How was Mr. Colbert in person?

He was awesome. He’s incredibly nice. When we first pulled up to the studio he hung his head out of his office on the fourth floor and gave us a big welcome. He came and heckled our soundcheck a bit and was humming our songs during rehearsal. It’s an honor to be on his show; first of all because we’re big fans, but also for us, we were so under the radar coming into that, he didn’t owe us any favors. He just had us on because he genuinely likes our music.

One of the great things about Lake Street Dive is that you’re gaining attention by the quality of your music, and you have never deviated from that mantra to be in the spotlight. What kind of obstacles have you faced with staying honest?
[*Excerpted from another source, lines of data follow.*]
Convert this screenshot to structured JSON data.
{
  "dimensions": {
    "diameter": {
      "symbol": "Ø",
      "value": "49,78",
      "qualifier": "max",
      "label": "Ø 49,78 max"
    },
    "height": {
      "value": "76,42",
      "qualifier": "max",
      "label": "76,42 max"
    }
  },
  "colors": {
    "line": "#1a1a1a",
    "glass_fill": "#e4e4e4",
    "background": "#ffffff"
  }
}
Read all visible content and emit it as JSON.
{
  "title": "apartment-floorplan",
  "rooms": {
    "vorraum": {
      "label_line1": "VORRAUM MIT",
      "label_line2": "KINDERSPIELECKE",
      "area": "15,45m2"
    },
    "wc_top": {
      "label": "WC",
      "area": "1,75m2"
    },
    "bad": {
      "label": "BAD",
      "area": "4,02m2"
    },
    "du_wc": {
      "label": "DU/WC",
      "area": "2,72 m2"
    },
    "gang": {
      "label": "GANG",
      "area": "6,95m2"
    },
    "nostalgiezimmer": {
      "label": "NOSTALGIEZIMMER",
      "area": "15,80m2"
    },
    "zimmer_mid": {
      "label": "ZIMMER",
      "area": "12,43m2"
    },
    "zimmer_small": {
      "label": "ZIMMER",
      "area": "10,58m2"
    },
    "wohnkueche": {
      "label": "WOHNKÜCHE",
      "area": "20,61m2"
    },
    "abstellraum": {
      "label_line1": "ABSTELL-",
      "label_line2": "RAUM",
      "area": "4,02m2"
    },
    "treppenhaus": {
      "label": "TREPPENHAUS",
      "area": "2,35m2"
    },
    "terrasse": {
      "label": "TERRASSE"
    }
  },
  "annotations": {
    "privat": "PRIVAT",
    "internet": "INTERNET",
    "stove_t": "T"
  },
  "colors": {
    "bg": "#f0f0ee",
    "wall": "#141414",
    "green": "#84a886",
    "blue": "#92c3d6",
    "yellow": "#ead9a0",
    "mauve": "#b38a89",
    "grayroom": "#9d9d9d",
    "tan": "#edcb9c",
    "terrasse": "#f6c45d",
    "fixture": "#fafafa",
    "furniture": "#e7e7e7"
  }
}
I feel great that we’ve never had to change what we were doing to fit any mold. It definitely took us longer to get where we are and to get people to start paying attention, but it just makes it all the more special that now we’re here and don’t sound like a million other bands and sound like ourselves, the band we’ve been striving for over the past ten years.

You all contributed songs to Bad Self Portraits. How do you typically construct a song?

The songwriting thing has always been central to our band. We’re lucky to have people in the band that all write songs. We mostly write separate from one another and we learn a lot by each other’s writing and are inspired. It’s great because having four or five members could sound disjointed and nonsensical but because we’re all admirers of each other’s works, we’re able to be inspired and move our collective sound in the same direction together. We each have our message as songwriters, but the band has a big say in the arrangements of the song.

You’re playing a few festivals in 2014. Are there any you’re particularly excited about?

We’re playing at Bonnaroo for the first time, and that’s super exciting for me. I’ve always wanted to go there. There’s an incredible lineup—Elton John, Vampire Weekend and Flaming Lips. I’ve heard it’s crazy there, but hopefully we can avoid the madness and get into the music.